Judging by these fundamental criticisms, the scandal at Société Générale could be regarded as exposing all that is wrong with the world economy. However, the case is ill-suited to justify such frontal attacks. Even EU internal markets commissioner Charlie McCreevy said that financial liberalization cannot be blamed for the events at the bank: “No regulation in the world could have foreseen what happened last week in France.”

The problem is not financial market freedom but how to guard against rogue operations. Preliminary charges filed against Kerviel include breach of trust, falsifying documents and breaching computer security. It has also emerged that Eurex, an international derivatives exchange, had warned Société Générale about some of Kerviel’s deals. But when the bank asked the trader about these positions he allegedly produced a fake document to justify the risk.

Before being promoted to the arbitrage department in 2005, Kerviel had worked in the back offices where trades are monitored. In that role, he may have been familiar with passwords and counter trading facilities. Because he is being charged with breaking computer security, this many indicate an investigation that is focusing on inside knowledge of these data operations.

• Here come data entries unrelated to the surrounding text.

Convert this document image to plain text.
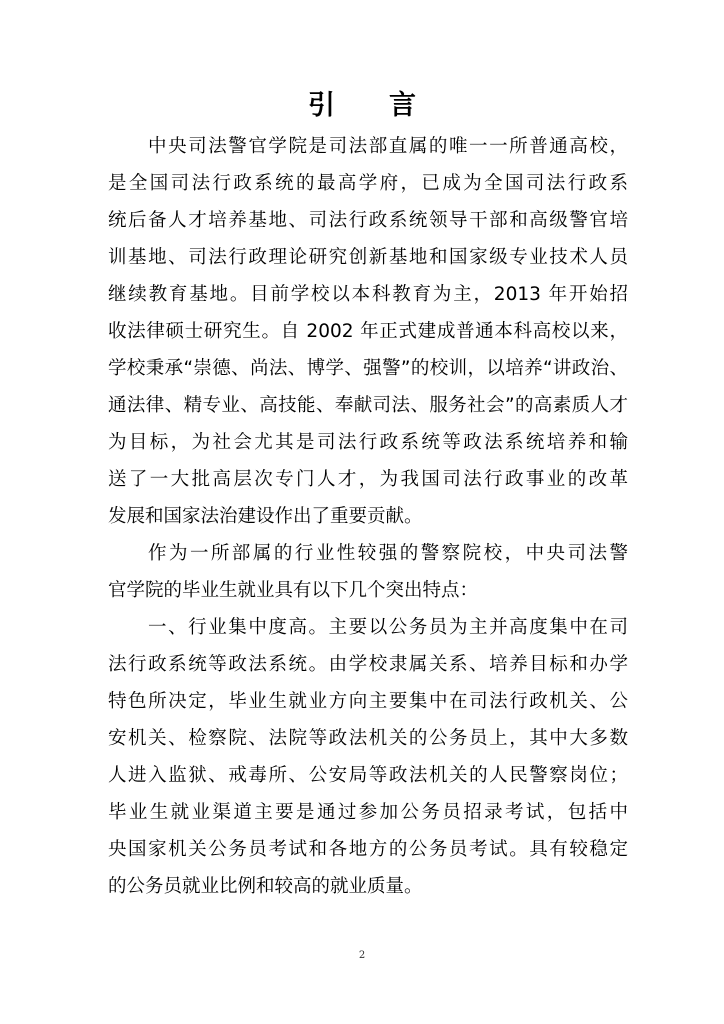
引 言

中央司法警官学院是司法部直属的唯一一所普通高校，

是全国司法行政系统的最高学府，已成为全国司法行政系

统后备人才培养基地、司法行政系统领导干部和高级警官培

训基地、司法行政理论研究创新基地和国家级专业技术人员

继续教育基地。目前学校以本科教育为主，2013 年开始招

收法律硕士研究生。自 2002 年正式建成普通本科高校以来，

学校秉承“崇德、尚法、博学、强警”的校训，以培养“讲政治、

通法律、精专业、高技能、奉献司法、服务社会”的高素质人才

为目标，为社会尤其是司法行政系统等政法系统培养和输

送了一大批高层次专门人才，为我国司法行政事业的改革

发展和国家法治建设作出了重要贡献。

作为一所部属的行业性较强的警察院校，中央司法警

官学院的毕业生就业具有以下几个突出特点：

一、行业集中度高。主要以公务员为主并高度集中在司

法行政系统等政法系统。由学校隶属关系、培养目标和办学

特色所决定，毕业生就业方向主要集中在司法行政机关、公

安机关、检察院、法院等政法机关的公务员上，其中大多数

人进入监狱、戒毒所、公安局等政法机关的人民警察岗位；

毕业生就业渠道主要是通过参加公务员招录考试，包括中

央国家机关公务员考试和各地方的公务员考试。具有较稳定

的公务员就业比例和较高的就业质量。

2
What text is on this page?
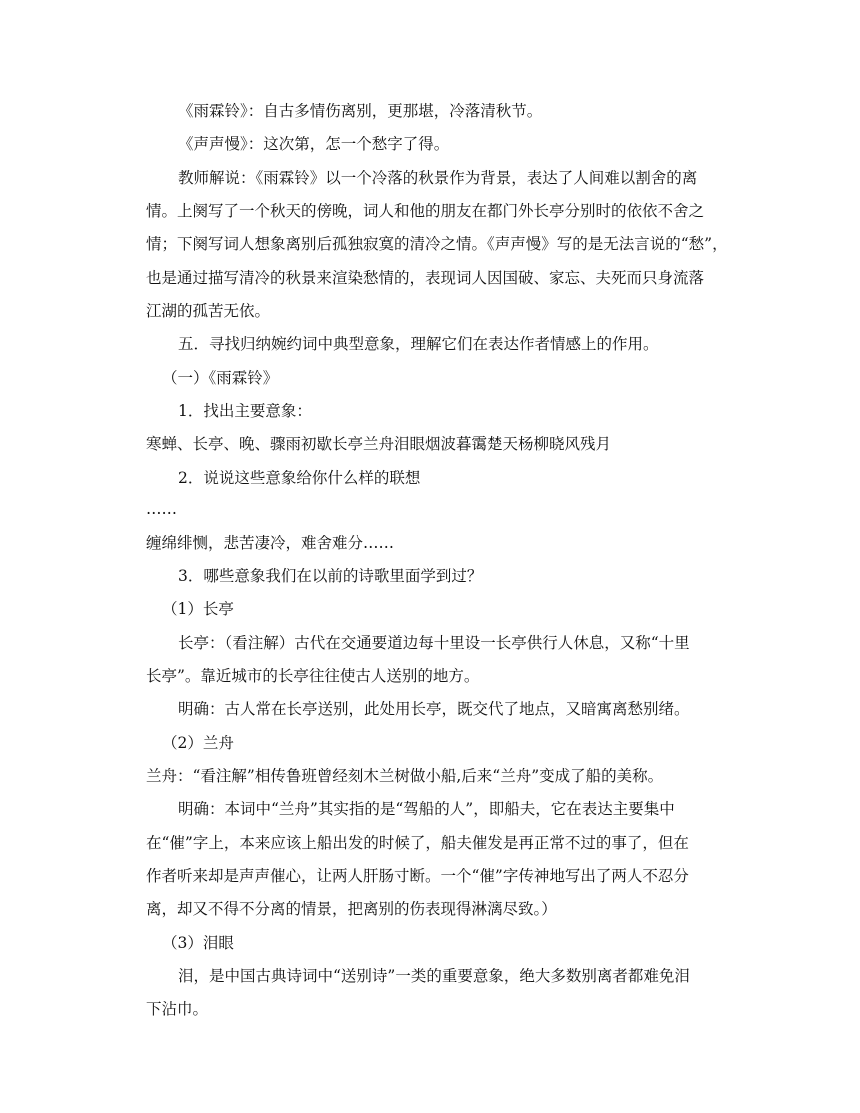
《雨霖铃》：自古多情伤离别，更那堪，冷落清秋节。
《声声慢》：这次第，怎一个愁字了得。
教师解说：《雨霖铃》以一个冷落的秋景作为背景，表达了人间难以割舍的离
情。上阕写了一个秋天的傍晚，词人和他的朋友在都门外长亭分别时的依依不舍之
情；下阕写词人想象离别后孤独寂寞的清冷之情。《声声慢》写的是无法言说的“愁”，
也是通过描写清冷的秋景来渲染愁情的，表现词人因国破、家忘、夫死而只身流落
江湖的孤苦无依。
五．寻找归纳婉约词中典型意象，理解它们在表达作者情感上的作用。
（一）《雨霖铃》
1．找出主要意象：
寒蝉、长亭、晚、骤雨初歇长亭兰舟泪眼烟波暮霭楚天杨柳晓风残月
2．说说这些意象给你什么样的联想
……
缠绵绯恻，悲苦凄冷，难舍难分……
3．哪些意象我们在以前的诗歌里面学到过？
（1）长亭
长亭：（看注解）古代在交通要道边每十里设一长亭供行人休息，又称“十里
长亭”。靠近城市的长亭往往使古人送别的地方。
明确：古人常在长亭送别，此处用长亭，既交代了地点，又暗寓离愁别绪。
（2）兰舟
兰舟：“看注解”相传鲁班曾经刻木兰树做小船,后来“兰舟”变成了船的美称。
明确：本词中“兰舟”其实指的是“驾船的人”，即船夫，它在表达主要集中
在“催”字上，本来应该上船出发的时候了，船夫催发是再正常不过的事了，但在
作者听来却是声声催心，让两人肝肠寸断。一个“催”字传神地写出了两人不忍分
离，却又不得不分离的情景，把离别的伤表现得淋漓尽致。）
（3）泪眼
泪，是中国古典诗词中“送别诗”一类的重要意象，绝大多数别离者都难免泪
下沾巾。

The question about how Société Générale’s gigantic losses could be incurred therefore should not focus on financial market liberalization. While the article in The Observer claims that new and complex financial products are creating inherent instability, the events at Société Générale merely show that internal monitoring procedures were unable to prevent problems at one bank.

On February 4th, the French government produced a preliminary report trying to draw lessons from the scandal. It outlines some obvious guidelines which the bank would now certainly enforce without any need for outside regulators such as tighter computer security and the imposition of what the French finance minister calls a “Chinese wall” between back, middle and front offices. The report also says that “certain mechanism of internal controls of Société Générale did not work” thus acknowledging that the problem mainly concerns the lack of enforcement of existing internal rules rather than the need to create more from the outside.

In addition to that, the report makes two recommendations which may be more motivated by the government’s desire to be seen to do something rather than to address the actual scandal. Firstly, it calls for higher penalties for fraud which is not strictly relevant in Kerviel’s case since prosecutors have not indicted him for fraud. Secondly, it proposes the elaboration of unified international standards to monitor bank operations. However, while the scandal had huge international repercussions, there is so far no sign of wrongdoing or negligence outside the Paris office of Société Générale.

Beyond the need for the proper enforcement of internal security procedures, the events highlights the need for a greater awareness of the personal responsibility which individual actors in the financial world carry. However, such moral awareness cannot be introduced through regulation.